After only a handful of Ford-based cars had been built, Desande presented the Desande II Roadster in March 1980. The name change indicated a switch to using Canadian-built Chevrolet Caprice/Impala chassis, fitted with a General Motors 5.0-liter V8 mated to a three-speed Turbo Hydra-Matic. The chassis received an additional cross brace and the engine was moved back about 2 ft. The body dimensions remained unchanged, although the wheelbase increased marginally, to 2945 mm. Power was up to 157 PS SAE at 4000 rpm, with 326 Nm SAE torque at 1600 rpm, enough to propel the 1600 kg car to a top speed of 175 km/h. The 5.0 was later supplanted by the 5.7-liter V8, reflecting changes on the Chevrolet production line.

The car was always luxuriously equipped, with electrically adjustable Connolly Leather seats, climate control, walnut dashboard, and lambswool carpets. In 1980, cruise control was added. Desande introduced a coupe version at the 1981 Geneva Motor Show. At that time, cars had been exported to Chile, Malaysia, Canada, South Africa and Saudi Arabia. Electrically operated windows became available in autumn 1981. Right-hand drive was available for an additional £4,000, the price of a small car at the time. Grand Prix Metalcraft handbuilt the bodywork out of aluminium aside from the MG Midget-derived central section. The radiator cowl was made from brass while the headlight housings were spun from gilding metal. Engine specifications varied as the General Motors donor cars were changed; in a 1982 road test Desande claimed 134 hp DIN at 3400 rpm. The exterior exhaust manifolds, visible beneath the running boards were originally functional, but the heat proved problematic and caused burns. On later cars, these were replaced by dummy exhausts.
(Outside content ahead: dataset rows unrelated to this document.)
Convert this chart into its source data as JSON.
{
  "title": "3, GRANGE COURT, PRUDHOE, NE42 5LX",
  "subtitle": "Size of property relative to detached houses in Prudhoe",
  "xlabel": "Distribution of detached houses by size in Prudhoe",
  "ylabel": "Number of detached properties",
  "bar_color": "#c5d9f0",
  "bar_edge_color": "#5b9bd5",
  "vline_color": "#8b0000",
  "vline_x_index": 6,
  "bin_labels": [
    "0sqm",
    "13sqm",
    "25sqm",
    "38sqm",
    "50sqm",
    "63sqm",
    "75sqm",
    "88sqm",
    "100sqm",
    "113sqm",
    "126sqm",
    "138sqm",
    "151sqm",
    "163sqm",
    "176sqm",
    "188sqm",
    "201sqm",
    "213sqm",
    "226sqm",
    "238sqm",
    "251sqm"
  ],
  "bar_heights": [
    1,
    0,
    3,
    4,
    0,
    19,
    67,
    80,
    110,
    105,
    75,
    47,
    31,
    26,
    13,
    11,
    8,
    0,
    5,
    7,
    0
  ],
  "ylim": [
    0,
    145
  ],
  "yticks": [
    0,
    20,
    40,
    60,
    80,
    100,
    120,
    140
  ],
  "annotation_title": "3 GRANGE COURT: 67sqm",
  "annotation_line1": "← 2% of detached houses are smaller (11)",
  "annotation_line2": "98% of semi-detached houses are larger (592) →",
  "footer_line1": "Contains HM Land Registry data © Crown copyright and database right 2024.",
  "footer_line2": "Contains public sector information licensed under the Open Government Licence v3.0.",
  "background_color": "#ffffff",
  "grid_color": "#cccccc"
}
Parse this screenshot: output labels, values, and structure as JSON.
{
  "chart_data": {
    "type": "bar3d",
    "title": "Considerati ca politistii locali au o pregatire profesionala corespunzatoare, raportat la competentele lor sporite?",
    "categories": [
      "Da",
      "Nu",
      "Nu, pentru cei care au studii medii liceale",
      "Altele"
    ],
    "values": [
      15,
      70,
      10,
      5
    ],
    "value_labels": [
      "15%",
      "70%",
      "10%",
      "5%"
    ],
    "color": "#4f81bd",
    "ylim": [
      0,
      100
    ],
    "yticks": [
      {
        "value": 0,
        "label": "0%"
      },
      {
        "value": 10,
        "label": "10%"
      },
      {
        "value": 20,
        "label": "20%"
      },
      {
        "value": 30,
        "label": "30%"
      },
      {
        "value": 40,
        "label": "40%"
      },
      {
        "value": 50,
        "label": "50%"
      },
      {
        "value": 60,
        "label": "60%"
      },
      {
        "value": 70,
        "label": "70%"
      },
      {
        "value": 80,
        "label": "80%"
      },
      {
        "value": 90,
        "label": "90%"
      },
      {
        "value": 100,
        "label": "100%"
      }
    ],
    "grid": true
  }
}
Production was limited to twenty cars per year and a maximum total of 250, with the chassis plates (a gold plated one being mounted near the door) numbered accordingly, but it is unknown how many were actually built. A planned four-seater model never materialized. Grand Prix Metalcraft was working on the fourteenth car in mid-1982, and reportedly they had built 27 examples by 1985, although at the 1985 London Motorfair in October it was announced that 18 had been built. Several sources state that production ended in 1984, but there are cars with titles as late as 1989. Later models are called Desande Caprice.